Singers and musicians majoring in pop design sent demo tapes before being asked in for an audition. Most have already played at small clubs and composed many a song about love and longing. Two students signed major recording contracts soon after being admitted.
"People have to bring talent with them," says Dahmen, a veteran music teacher who has played with Sting and Sarah Brightman. "We can bring the creative people together so that they learn in a more accelerated manner."
Pop-music design majors have already formed themselves into groups like Wittschell's, jamming in the nearby music school's subterranean rooms. Dahmen and other professionals spend part of the week improving their skills.
The rest of the week is spent in classrooms where the glitz of their future profession is nowhere to be seen. Huddled in a too-small lecture room, students stare at overhead slides as Wandjo holds forth on the realities of the business. "Being able to sing real well is not a guarantee for making money," he says.
But maybe lectures such as "How to produce a hit," or "How to form a band," by people like the head of Universal Music in Germany, will do the trick.

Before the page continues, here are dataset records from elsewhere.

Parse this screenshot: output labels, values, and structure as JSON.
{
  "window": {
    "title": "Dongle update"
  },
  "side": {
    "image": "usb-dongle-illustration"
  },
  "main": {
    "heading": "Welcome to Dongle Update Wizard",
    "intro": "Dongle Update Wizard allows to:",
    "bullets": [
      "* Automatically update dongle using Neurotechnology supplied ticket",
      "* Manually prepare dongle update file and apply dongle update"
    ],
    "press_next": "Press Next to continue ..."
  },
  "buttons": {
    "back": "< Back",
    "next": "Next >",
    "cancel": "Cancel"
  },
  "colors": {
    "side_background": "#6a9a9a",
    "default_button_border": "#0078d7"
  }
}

After one year in the classroom, students will be turned loose to record labels and music publishing houses for on-the-job experience. Along the way, classes will require them to, among other things, work in teams to win a contract for a real pop group, learn to deal with the media, and unravel entertainment law.
Most important, say school officials, is teaching the students that their future industry is in a state of change. Though interest in music continues to rise, the future of the industry is looking shaky, as more and more listeners head online. The changing nature of music distribution, property rights, and methods are major topics for the pop academy's students.
"There are going to be new people needed to help change the business," says Wandjo, whose music business majors will pick apart artist rights' and contractual lawsuits. "At least one of the objectives of this place is to be a laboratory in which we can accelerate that change."
What students come up with are not just academic, but quite possibly practical solutions to problems faced by school backers like the Universal Music record label. The label's president is a lecturer at the academy, and the company recently transferred its education and training wing to the Mannheim school, five hours south of its Berlin headquarters.
Sponsors, the biggest one the state of Baden-Wüerttemberg, have so far pumped 2.2 million euros ($2.5 million) into the academy, with an additional 3.9 million ($4.5 million) for a new building at a newly constructed Mannheim media park.
The Pop Academy has been received with bemused interest by the small circle of academics in Germany who concern themselves with the pop-music business. Some think that the academy needs to make sure it doesn't promise its students too much in the way of stellar careers or years in the spotlight. Others wonder if a bachelor of arts degree in pop is worth as much as a business degree and an internship at a record label.
"There is no formal training to prepare for the music industry. The way in is mostly haphazard," says Thomas Mönch, a University of Würzburg professor who specializes in pop music. "That also makes sense, because those that work in the industry need a certain drive," that an academy can't always provide.
To their credit, the students seem to be able to distinguish between reality shows that promise soaring, yet fleeting, careers, and the moxie and dedication it takes to last. "So much of success [in pop] depends on bringing out the right song at the right time," muses Wittschell, before scribbling down additional chord changes for the bassist. "But I do think that it's possible to learn a lot about it up to a certain point. The rest ... is luck."